The complaint under the code should state the facts constituting the cause of action directly, concisely and in plain language, so as to meet the comprehension of persons of common understanding; and more liberal rules are applied in the .construction of pleadings than those observed by the common law. Domestic Block Co. v. De Armey, 179 Ind. 592, 100 N. E. 675, 102 N. E. 99; Indianapolis Tel. Co. v. Sproul, 49 App. 613, 93 N. E. 463; Cincinnati etc. R. Co. v. Baltimore etc. R. Co., 50 App. 283, 98 N. E. 304; Chicago etc. R. Co. v. Hamerick, 50 App. 425, 96 N. E. 649.

If the allegations of fact in a complaint are regarded as too general, a motion should be made to have the same made more specific. Terre Haute etc. Tract. Co. v. Maberry, 52 App. 114, 100 N. E. 401; Vandalia Coal Co. v. Coakley, 184 Ind. 661, 111 N. E. 426.

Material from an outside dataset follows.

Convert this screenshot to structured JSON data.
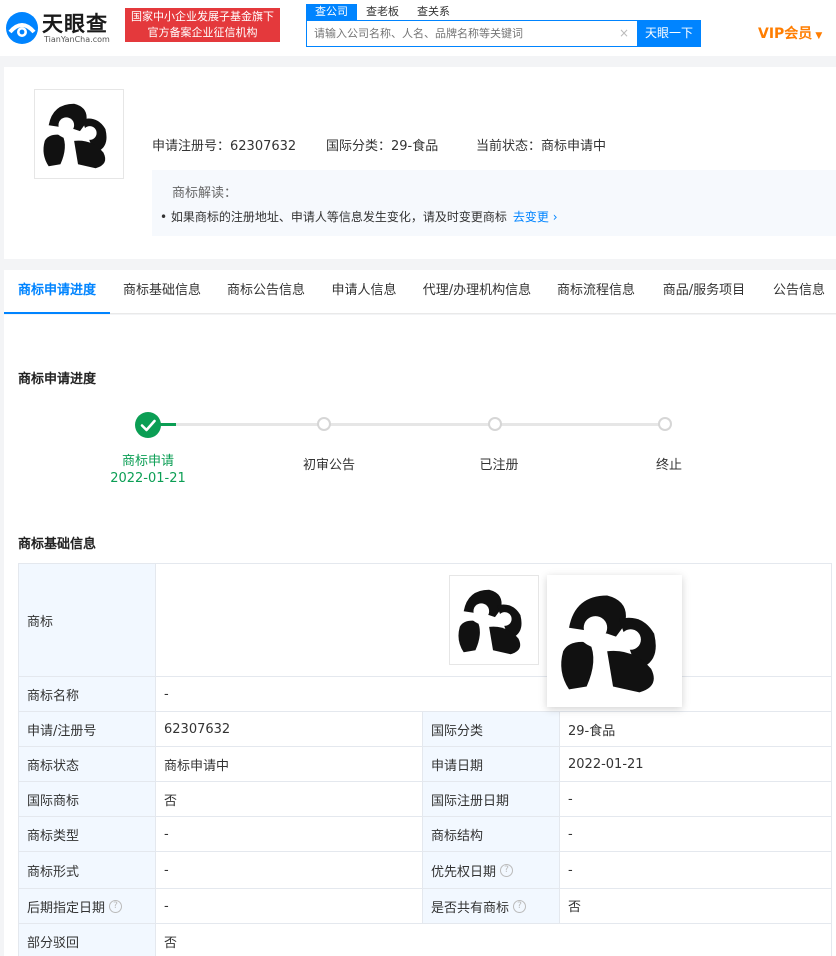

The provisions of the statute providing what facts a complaint shall contain are sufficiently liberal to allow the plaintiff in a suit for damages charging assault and battery to recover for the assault alone, where the battery is charged with such certainty as to indicate and identify the assault included in it. McLone v. Hauger, 56 App. 243, 104 N. E. 116.

See note to section 3154.

Where the names of the parties are stated in the caption of a complaint, they need not be repeated in the body thereof. Voyles v. Hinds, 186 Ind. 38, 114 N. E. 865.

The word "sold", as used in this section, signified a contract of sale for a valuable consideration. Alburn v. Burge, 186 Ind. 559, 117 N. E. 257.